French authorities also arrested a 15-year-old suspected of threatening Israeli President Isaac Herzog online.
By United with Israel and JNS
French police have opened an investigation after death threats were received by three Israeli athletes participating in the 2024 Paris Olympic Games, the Paris prosecutor’s office said according to Reuters.
Officers are also investigating the release of athletes’ personal data on social networks on Friday and seeking to have it removed, prosecutors said according to the report.
On Sunday, Le Parisien reported that French authorities had arrested a 15-year-old on suspicion of threatening Israeli President Isaac Herzog online.

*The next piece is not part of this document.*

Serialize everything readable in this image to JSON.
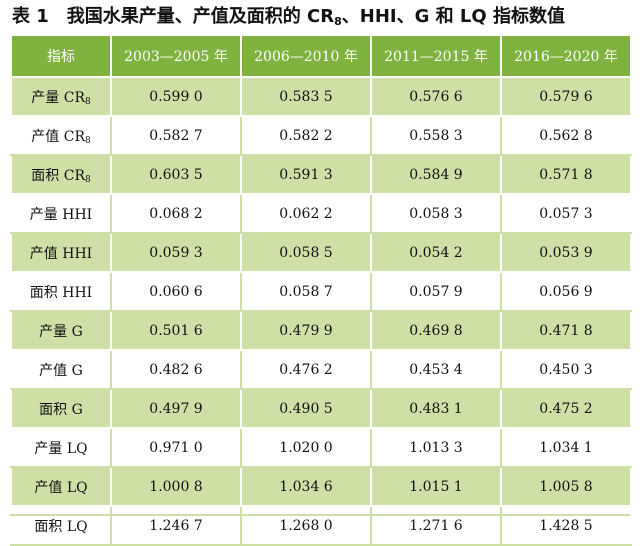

The suspect—identified as a resident of the Ivry-sur-Seine on Paris’s southern outskirts who lived with his parents—had anonymously called for a terrorist attack on the Israeli head of state, according to the report.
The teenager was apprehended by police officers on Saturday while on a family vacation in the Alpine region of Isère, the newspaper reported.
In light of his clean criminal record, the suspect will be ordered to undergo a mandatory “citizenship course,” prosecutors said.
This course, which can last up to one month, aims to remind attendees of the “Republican values of tolerance and respect for the dignity of the human being and to make them aware of their criminal and civil liability, together with the duties that stem from life in society.”
Israel’s National Cyber Directorate said on Thursday it had concluded that Iranian hackers were creating social media channels to publish personal information about the Israeli athletes and send them threatening messages.
On the same day, Israeli Foreign Minister Israel Katz warned the French foreign minister of a potential Iranian-backed plot to target Israeli athletes and tourists during the Olympics.
Israel’s National Security Council has warned citizens planning to attend the Olympic Games (July 26-Aug. 11) and Paralympic Games (Aug. 28-Sept. 8) to avoid “areas of friction” to protect their safety.
“International events like these tend to be desirable targets for threats and attacks by terrorist groups, given the considerable media attention that a ‘successful’ terrorist attack at an Olympic event would receive,” the National Security Council said in a statement issued on Wednesday.